Kapıyı bile çalmadan, odaya giren annem ile göz göze geldik. "Yemek hazır diyorum.Neden gelmiyorsunuz?"

"Canımız birşey yemek istemiyor." dedi Bade.

"Bence sen çok konuşma." dedi annem ve bana döndü. Bade'nin anneme göz devirişi, ama susması beni hayrete düşürüyordu. İlk defa birisine karşılık vermemişti. "Tarhana çorbası yaptım. Severs-" dediği an lafını böldüm."Sevmiyorum." Hâlâ yediğimi mi düşünüyordu gerçekten? Yiyemedim, bunu tahmin etmesi gerekirdi. Ne ararki onda bu düşünceler?

"Severdin ama küçükken." dedi karşımızdaki koltuğa oturarak. Masum bir sesi vardı. Bilerek böyle yapıyordu.
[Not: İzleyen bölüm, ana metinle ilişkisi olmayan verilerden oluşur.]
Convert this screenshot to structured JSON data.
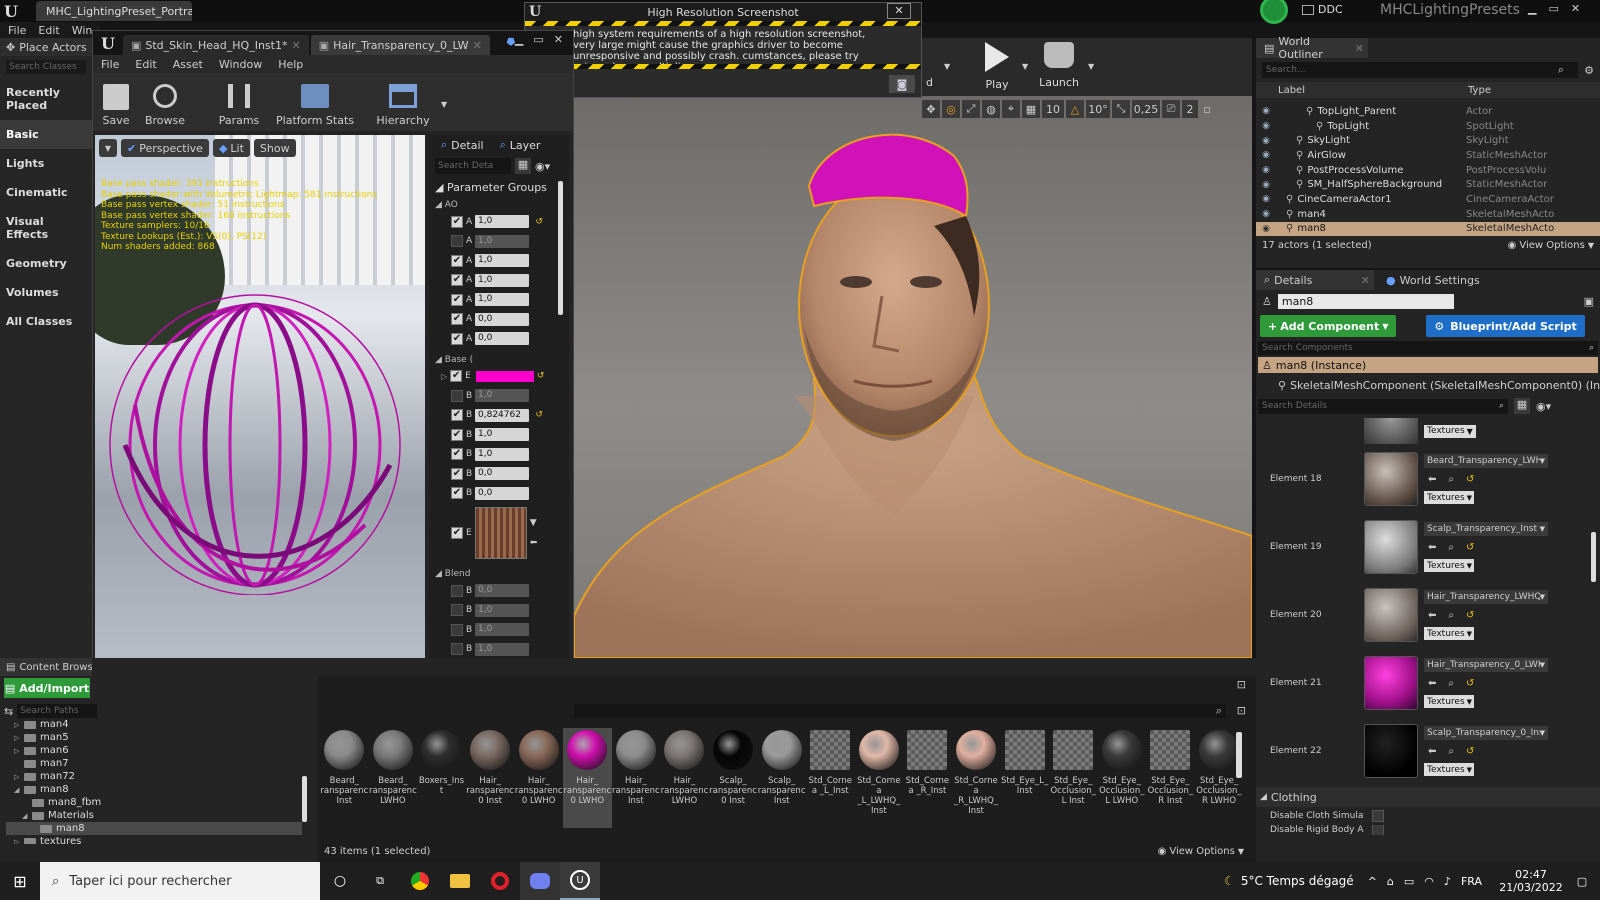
{
  "main": {
    "tab_title": "MHC_LightingPreset_Portra",
    "menu": [
      "File",
      "Edit",
      "Win"
    ],
    "place_actors_label": "Place Actors",
    "search_classes_placeholder": "Search Classes",
    "categories": [
      "Recently Placed",
      "Basic",
      "Lights",
      "Cinematic",
      "Visual Effects",
      "Geometry",
      "Volumes",
      "All Classes"
    ],
    "toolbar": {
      "play": "Play",
      "launch": "Launch",
      "partial_label": "d"
    },
    "ddc_label": "DDC",
    "project_name": "MHCLightingPresets",
    "viewport_tools": {
      "grid_value": "10",
      "rot_value": "10°",
      "scale_value": "0,25",
      "cam_speed": "2"
    }
  },
  "screenshot_dialog": {
    "title": "High Resolution Screenshot",
    "warning": "high system requirements of a high resolution screenshot, very large might cause the graphics driver to become unresponsive and possibly crash. cumstances, please try using a lower multiplier"
  },
  "material_editor": {
    "tabs": [
      "Std_Skin_Head_HQ_Inst1*",
      "Hair_Transparency_0_LW"
    ],
    "menu": [
      "File",
      "Edit",
      "Asset",
      "Window",
      "Help"
    ],
    "toolbar": [
      "Save",
      "Browse",
      "Params",
      "Platform Stats",
      "Hierarchy"
    ],
    "viewport_buttons": {
      "perspective": "Perspective",
      "lit": "Lit",
      "show": "Show"
    },
    "stats": [
      "Base pass shader: 391 instructions",
      "Base pass shader with Volumetric Lightmap: 581 instructions",
      "Base pass vertex shader: 51 instructions",
      "Base pass vertex shader: 160 instructions",
      "Texture samplers: 10/16",
      "Texture Lookups (Est.): VS(0), PS(12)",
      "Num shaders added: 868"
    ],
    "panel_tabs": [
      "Detail",
      "Layer"
    ],
    "search_placeholder": "Search Deta",
    "param_groups_label": "Parameter Groups",
    "group_ao": "AO",
    "group_base": "Base (",
    "group_blend": "Blend",
    "ao_rows": [
      {
        "letter": "A",
        "value": "1,0",
        "checked": true
      },
      {
        "letter": "A",
        "value": "1,0",
        "checked": false
      },
      {
        "letter": "A",
        "value": "1,0",
        "checked": true
      },
      {
        "letter": "A",
        "value": "1,0",
        "checked": true
      },
      {
        "letter": "A",
        "value": "1,0",
        "checked": true
      },
      {
        "letter": "A",
        "value": "0,0",
        "checked": true
      },
      {
        "letter": "A",
        "value": "0,0",
        "checked": true
      }
    ],
    "base_color": "#ff00cc",
    "base_rows": [
      {
        "letter": "B",
        "value": "1,0",
        "checked": false
      },
      {
        "letter": "B",
        "value": "0,824762",
        "checked": true
      },
      {
        "letter": "B",
        "value": "1,0",
        "checked": true
      },
      {
        "letter": "B",
        "value": "1,0",
        "checked": true
      },
      {
        "letter": "B",
        "value": "0,0",
        "checked": true
      },
      {
        "letter": "B",
        "value": "0,0",
        "checked": true
      }
    ],
    "base_texture_letter": "E",
    "blend_rows": [
      {
        "letter": "B",
        "value": "0,0"
      },
      {
        "letter": "B",
        "value": "1,0"
      },
      {
        "letter": "B",
        "value": "1,0"
      },
      {
        "letter": "B",
        "value": "1,0"
      },
      {
        "letter": "B",
        "value": "1,0"
      },
      {
        "letter": "B",
        "value": "0,0"
      },
      {
        "letter": "B",
        "value": "0,0"
      }
    ]
  },
  "outliner": {
    "title": "World Outliner",
    "search_placeholder": "Search...",
    "col_label": "Label",
    "col_type": "Type",
    "rows": [
      {
        "label": "TopLight_Parent",
        "type": "Actor",
        "indent": 3
      },
      {
        "label": "TopLight",
        "type": "SpotLight",
        "indent": 4
      },
      {
        "label": "SkyLight",
        "type": "SkyLight",
        "indent": 2
      },
      {
        "label": "AirGlow",
        "type": "StaticMeshActor",
        "indent": 2
      },
      {
        "label": "PostProcessVolume",
        "type": "PostProcessVolu",
        "indent": 2
      },
      {
        "label": "SM_HalfSphereBackground",
        "type": "StaticMeshActor",
        "indent": 2
      },
      {
        "label": "CineCameraActor1",
        "type": "CineCameraActor",
        "indent": 1
      },
      {
        "label": "man4",
        "type": "SkeletalMeshActo",
        "indent": 1
      },
      {
        "label": "man8",
        "type": "SkeletalMeshActo",
        "indent": 1,
        "selected": true
      }
    ],
    "footer": "17 actors (1 selected)",
    "view_options": "View Options"
  },
  "details": {
    "tab_details": "Details",
    "tab_world": "World Settings",
    "name_value": "man8",
    "add_component": "Add Component",
    "blueprint": "Blueprint/Add Script",
    "search_components": "Search Components",
    "instance_label": "man8 (Instance)",
    "component_label": "SkeletalMeshComponent (SkeletalMeshComponent0) (Inherited)",
    "search_details": "Search Details",
    "textures_label": "Textures",
    "elements": [
      {
        "label": "Element 18",
        "material": "Beard_Transparency_LWHQ"
      },
      {
        "label": "Element 19",
        "material": "Scalp_Transparency_Inst"
      },
      {
        "label": "Element 20",
        "material": "Hair_Transparency_LWHQ_I"
      },
      {
        "label": "Element 21",
        "material": "Hair_Transparency_0_LWHC"
      },
      {
        "label": "Element 22",
        "material": "Scalp_Transparency_0_Inst"
      }
    ],
    "clothing_header": "Clothing",
    "disable_cloth": "Disable Cloth Simulati",
    "disable_rigid": "Disable Rigid Body Ani"
  },
  "content_browser": {
    "title": "Content Brows",
    "add_import": "Add/Import",
    "search_paths": "Search Paths",
    "tree": [
      {
        "label": "man4",
        "indent": 1,
        "arrow": "▷"
      },
      {
        "label": "man5",
        "indent": 1,
        "arrow": "▷"
      },
      {
        "label": "man6",
        "indent": 1,
        "arrow": "▷"
      },
      {
        "label": "man7",
        "indent": 1,
        "arrow": ""
      },
      {
        "label": "man72",
        "indent": 1,
        "arrow": "▷"
      },
      {
        "label": "man8",
        "indent": 1,
        "arrow": "◢"
      },
      {
        "label": "man8_fbm",
        "indent": 2,
        "arrow": ""
      },
      {
        "label": "Materials",
        "indent": 2,
        "arrow": "◢"
      },
      {
        "label": "man8",
        "indent": 3,
        "arrow": "",
        "selected": true
      },
      {
        "label": "textures",
        "indent": 1,
        "arrow": "▷"
      }
    ],
    "assets": [
      {
        "label": "Beard_ ransparenc Inst",
        "ball": "#8a8a8a"
      },
      {
        "label": "Beard_ ransparenc LWHO",
        "ball": "#7b7b7b"
      },
      {
        "label": "Boxers_Inst",
        "ball": "#2e2e2e"
      },
      {
        "label": "Hair_ ransparenc 0 Inst",
        "ball": "#7a6a64"
      },
      {
        "label": "Hair_ ransparenc 0 LWHO",
        "ball": "#8a6a5a"
      },
      {
        "label": "Hair_ ransparenc 0 LWHO",
        "ball": "#d010b0",
        "selected": true
      },
      {
        "label": "Hair_ ransparenc Inst",
        "ball": "#8d8d8d"
      },
      {
        "label": "Hair_ ransparenc LWHO",
        "ball": "#7c7676"
      },
      {
        "label": "Scalp_ ransparenc 0 Inst",
        "ball": "#050505"
      },
      {
        "label": "Scalp_ ransparenc Inst",
        "ball": "#9a9a9a"
      },
      {
        "label": "Std_Cornea _L_Inst",
        "ball": "checker"
      },
      {
        "label": "Std_Cornea _L_LWHQ_ Inst",
        "ball": "#e0b8a8"
      },
      {
        "label": "Std_Cornea _R_Inst",
        "ball": "checker"
      },
      {
        "label": "Std_Cornea _R_LWHQ_ Inst",
        "ball": "#e0b0a0"
      },
      {
        "label": "Std_Eye_L_ Inst",
        "ball": "checker"
      },
      {
        "label": "Std_Eye_ Occlusion_ L Inst",
        "ball": "checker"
      },
      {
        "label": "Std_Eye_ Occlusion_ L LWHO",
        "ball": "#3a3a3a"
      },
      {
        "label": "Std_Eye_ Occlusion_ R Inst",
        "ball": "checker"
      },
      {
        "label": "Std_Eye_ Occlusion_ R LWHO",
        "ball": "#3a3a3a"
      }
    ],
    "items_count": "43 items (1 selected)",
    "view_options": "View Options"
  },
  "taskbar": {
    "search_placeholder": "Taper ici pour rechercher",
    "weather": "5°C  Temps dégagé",
    "lang": "FRA",
    "time": "02:47",
    "date": "21/03/2022"
  }
}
Göründüğü kadar masum değildi gözümde. "Küçükkendi işte o." dedim.

Sanki çok ilgileniyormuşcasına "Tamam, ne yapayım size?" dedi.

"Hiçbir şey. İstemiyoruz." dedim. Bade ise beni hayrete düşürüyordu gerçekten. Susuyordu. Benden önce atlayıp ters tepkiler vermesi gerekirdi.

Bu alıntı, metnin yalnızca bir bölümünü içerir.